In one of the most dramatic examples of a crypto phishing scam this year, a cryptocurrency trader lost 49,999,950 USDT (nearly $50 million) after inadvertently sending funds to a scammer’s wallet — all because of a single copy-paste error.
The attack exploited a subtle but extremely dangerous method known as address poisoning, in which scammers plant lookalike wallet addresses into a user’s transaction history.

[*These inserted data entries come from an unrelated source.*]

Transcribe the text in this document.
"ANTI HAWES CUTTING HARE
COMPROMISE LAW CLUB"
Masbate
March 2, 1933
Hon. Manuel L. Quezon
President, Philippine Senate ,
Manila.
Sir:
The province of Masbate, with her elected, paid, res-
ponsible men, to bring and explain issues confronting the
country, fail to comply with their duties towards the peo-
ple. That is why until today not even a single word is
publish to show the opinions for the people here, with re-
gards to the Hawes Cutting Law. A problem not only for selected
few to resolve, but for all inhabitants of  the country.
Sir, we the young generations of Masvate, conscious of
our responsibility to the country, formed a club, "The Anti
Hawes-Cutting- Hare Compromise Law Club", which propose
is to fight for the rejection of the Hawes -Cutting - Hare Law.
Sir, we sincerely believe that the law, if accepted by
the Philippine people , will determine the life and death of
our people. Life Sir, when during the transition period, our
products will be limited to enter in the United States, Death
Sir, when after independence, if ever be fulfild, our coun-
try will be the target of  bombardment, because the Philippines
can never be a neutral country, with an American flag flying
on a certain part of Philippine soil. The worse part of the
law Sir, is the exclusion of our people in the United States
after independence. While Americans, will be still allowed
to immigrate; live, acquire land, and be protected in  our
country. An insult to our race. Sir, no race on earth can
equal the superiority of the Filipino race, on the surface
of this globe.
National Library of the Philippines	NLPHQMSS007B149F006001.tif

When the victim copied what looked like the correct destination address for a large transfer, they were actually pasting a fraudulent one.
Here’s how it unfolded:
-
Before sending the full amount, the victim carried out a routine test transfer of around 50 USDT to their own wallet — a common practice among cautious traders.
-
Scammers quickly created an address nearly identical to the legitimate one, matching the first few and last few characters, and “poisoned” the victim’s transaction history by sending tiny transactions from the lookalike address.
-
Later, when sending the remaining 49,999,950 USDT, the trader copied the wrong wallet address from their history and unknowingly sent all funds to the attacker. Because blockchain transactions are irreversible, the $50 million was lost instantly.
After the theft, the scammer rapidly converted the stolen USDT into ETH and moved it through multiple wallets — including Tornado Cash — making recovery extremely difficult.
Why This Scam Was So Effective
Unlike typical hacks that rely on technical vulnerabilities, address poisoning exploits human behavior and habit, combined with how wallet interfaces display recent transactions. Most wallets show only the beginning and end of an address, assuming the middle isn’t needed for verification. Scammers take advantage of that limitation.
Security analysts warn this kind of attack doesn’t require breaking blockchain protocols — it just needs subtle deception and an unsuspecting user.